James Synge wrote:
Yes, though I've been finding it hard to understand the manner in which the
the query plan is transformed by the optimizer. For example, how
an index scan gets inserted above (?) a base table,
The query plan that you see is generated as part of the "modifyAccessPaths"
phase of compilation. *After* the optimizer has found a best access plan for a
query, it then goes through and calls "modifyAccessPaths" on all of the nodes in
the query tree. It is during this phase that the internal nodes (ex.
IndexToBaseRowNode) are generated.
For tracing purposes, take a look at DMLStatementNode.optimize(). In that
method you can see a nice breakdown of the different phases of optimization
(comments here are my own):
// Phase 1: Pre-process (occurs after binding has finished):
resultSet = resultSet.preprocess(getCompilerContext().getNumTables(),
null, (FromList) null);
// Phase 2: Optimize (see below)
resultSet = resultSet.optimize(getDataDictionary(), null, 1.0d);
// Phase 3: Modify access paths, i.e. generate the nodes required
// to execute the access plan chosen in Phase 2.
resultSet = resultSet.modifyAccessPaths();
If you put a break point at the call to modifyAccessPaths() and then step into
it, that might help you understan more about how the final query tree is
generated based on optimizer decisions.
and more generally, what are all the ways that this kind of alternative
approach can be added to the mix and evaluated.
The "alternate approaches" which are evaluated during optimization consist
primarily of three things: a) join order (which table comes first), b) join
strategy (hash or nested loop), and c) index usage (which index, if any, are we
going to use).
For a general description of how the optimizer evaluates and chooses which
"access path" is best, you might find it helpful to read "Section III" of the
following two documents:
DERBY-781_v1.html (attached to DERBY-781)
DERBY-805_v5.html (attached to DERBY-805)
These writeups are admittedly biased toward the specific issues to which they
are attached, but perhaps there's some info there to help you understand how the
different query plans ("approaches") are evaulated on a more general scale...
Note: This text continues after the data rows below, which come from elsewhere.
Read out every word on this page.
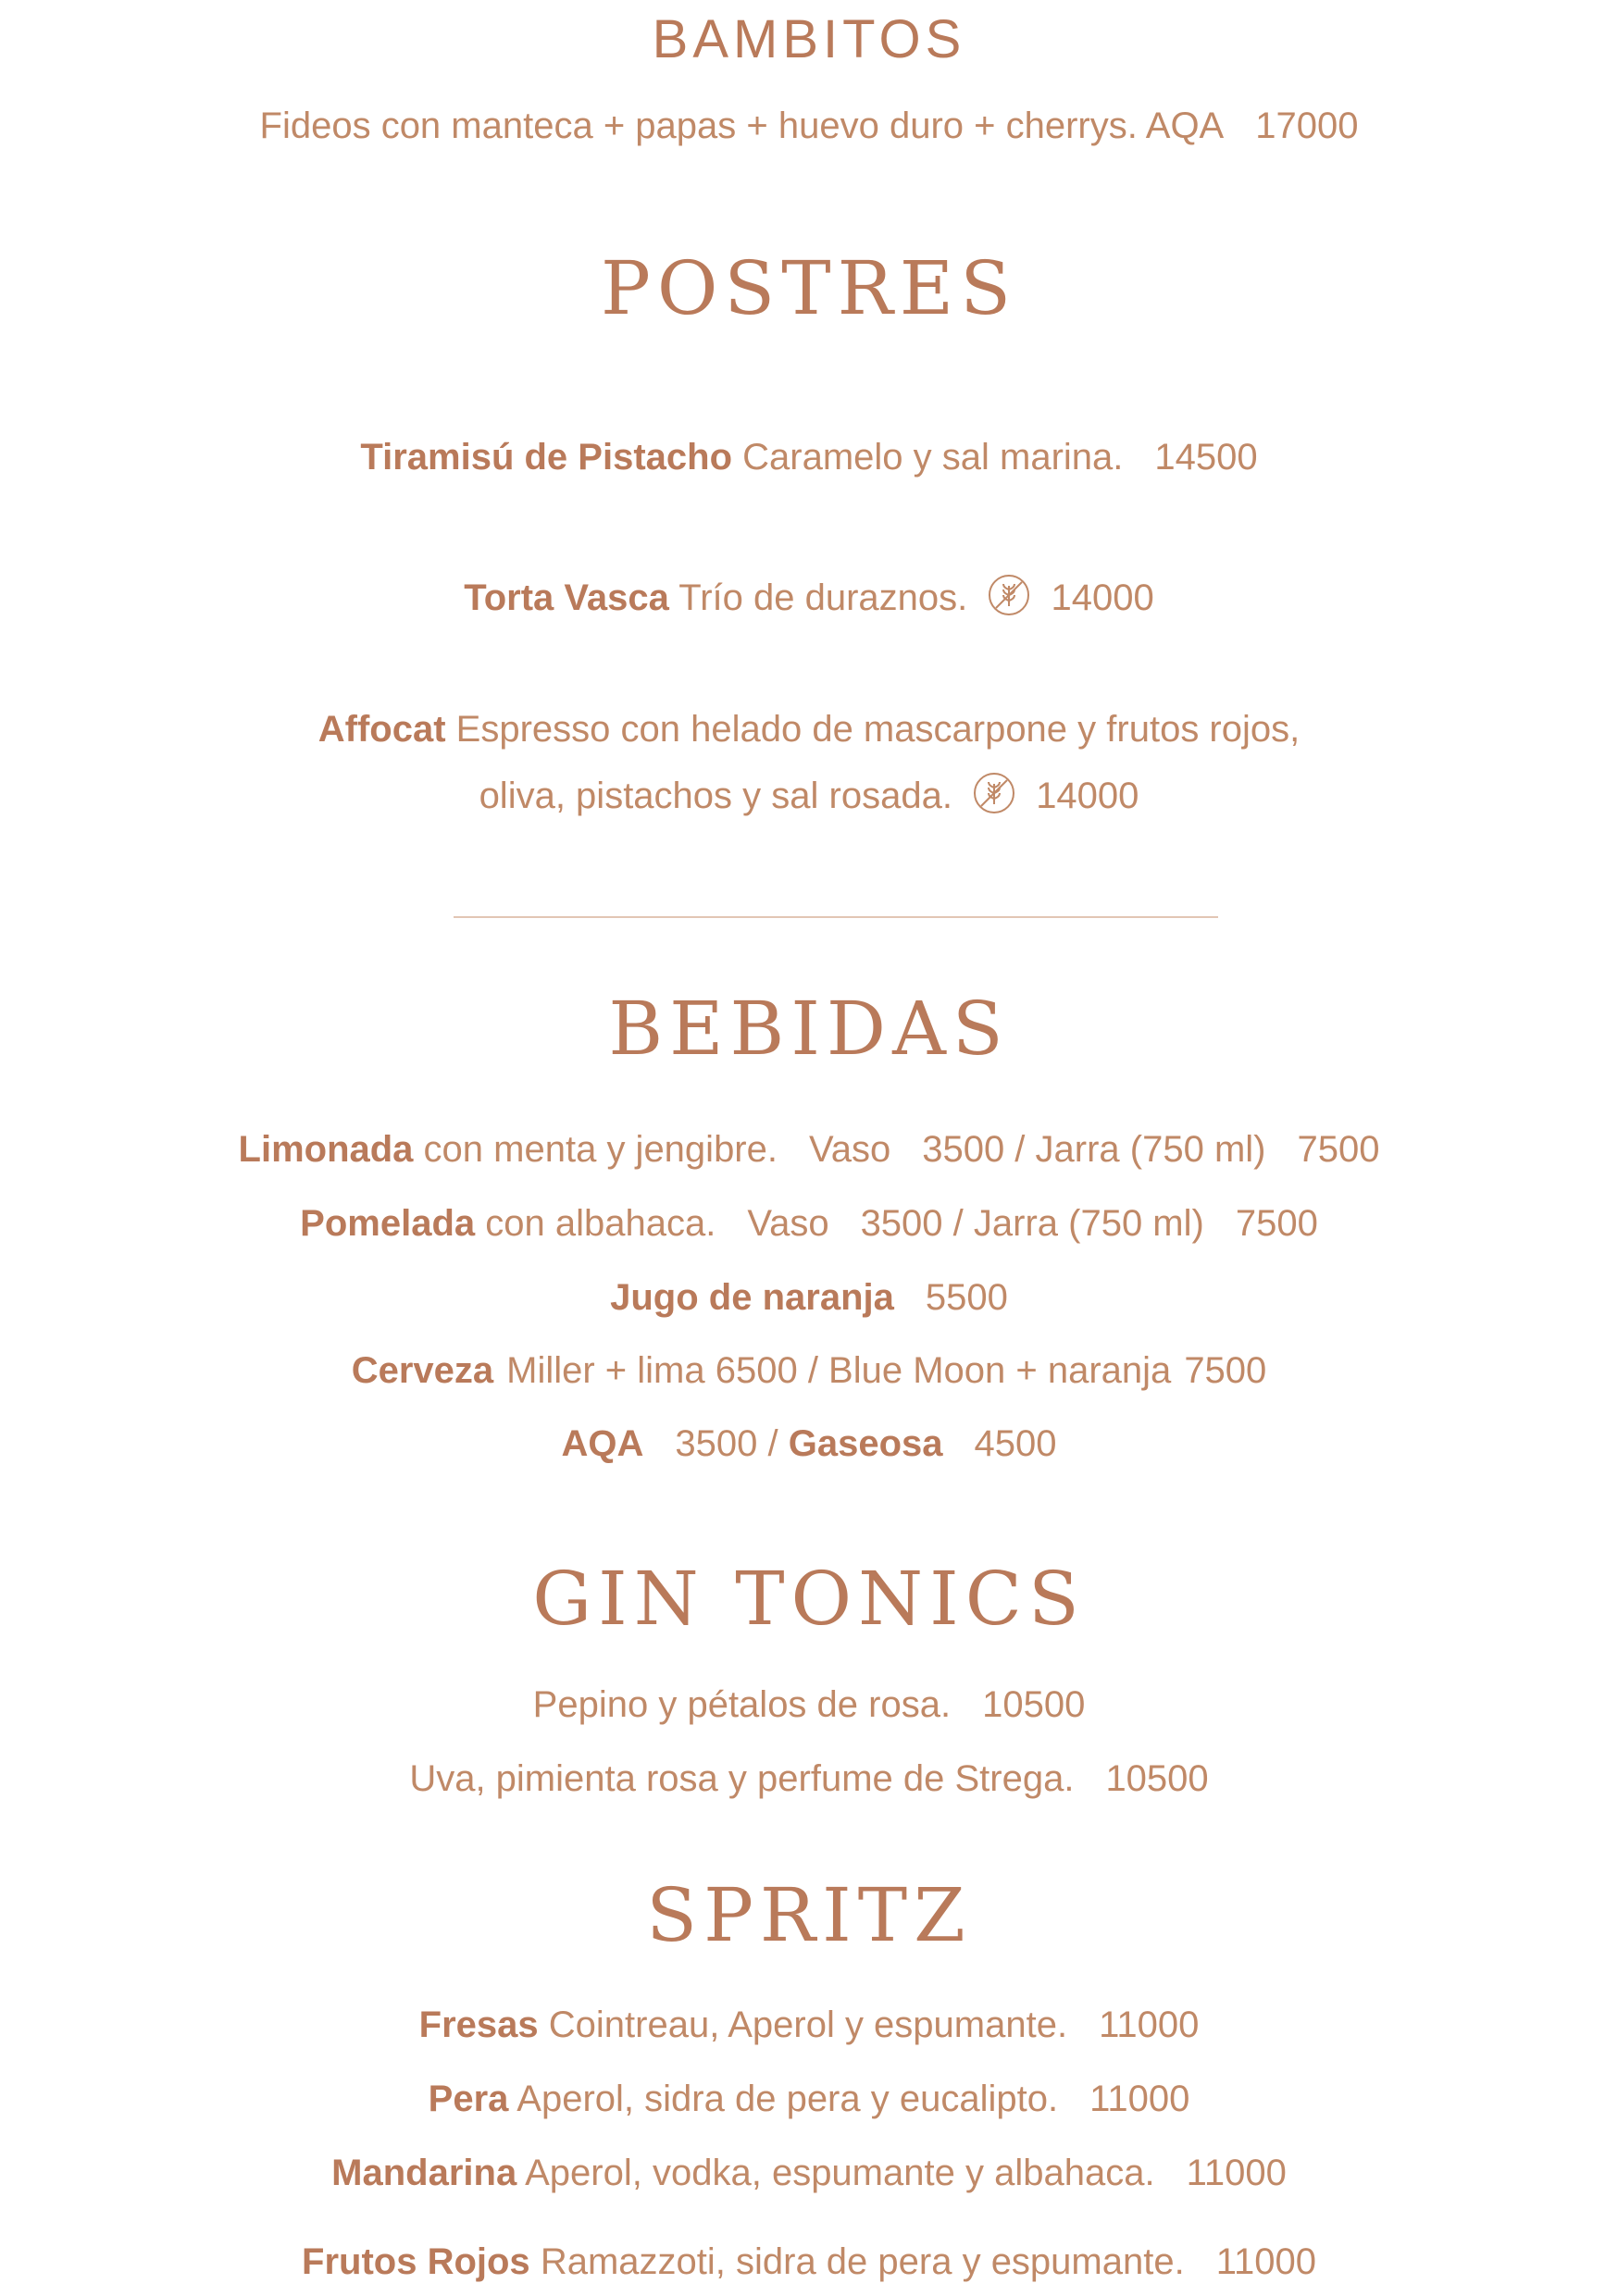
BAMBITOS
Fideos con manteca + papas + huevo duro + cherrys. AQA 17000
POSTRES
Tiramisú de Pistacho Caramelo y sal marina. 14500
Torta Vasca Trío de duraznos. 14000
Affocat Espresso con helado de mascarpone y frutos rojos,
oliva, pistachos y sal rosada. 14000
BEBIDAS
Limonada con menta y jengibre. Vaso 3500 / Jarra (750 ml) 7500
Pomelada con albahaca. Vaso 3500 / Jarra (750 ml) 7500
Jugo de naranja 5500
Cerveza Miller + lima 6500 / Blue Moon + naranja 7500
AQA 3500 / Gaseosa 4500
GIN TONICS
Pepino y pétalos de rosa. 10500
Uva, pimienta rosa y perfume de Strega. 10500
SPRITZ
Fresas Cointreau, Aperol y espumante. 11000
Pera Aperol, sidra de pera y eucalipto. 11000
Mandarina Aperol, vodka, espumante y albahaca. 11000
Frutos Rojos Ramazzoti, sidra de pera y espumante. 11000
I'm beginning to see that one alternative access path that we could
generate would introduce a fake resultset that would be used as the
outer table in a nested loop join with the base table (or one of its
indices) as the inner table. What I definitely can't see yet is how
to "slip" that in to the optimizer.
I haven't dug into this approach enough to comment one way or the other, but as
a general knee-jerk reaction I think the place to do this kind of thing would be
during the pre-processing phase. If you are able "transform" the
InListOperatorNode into a meaningful ResultSet during pre-processing, then you
should ideally be able to feed that to the optimizer and let it (the optimizer)
do its normal "magic" to figure out what join strategy to use and whether or not
to use an index. But again, I say that without having thought about your
suggested approach in any detail...
Hopefully that helps get you started, but if you have more questions on how the
overall optimize process works, please do keep asking...
Army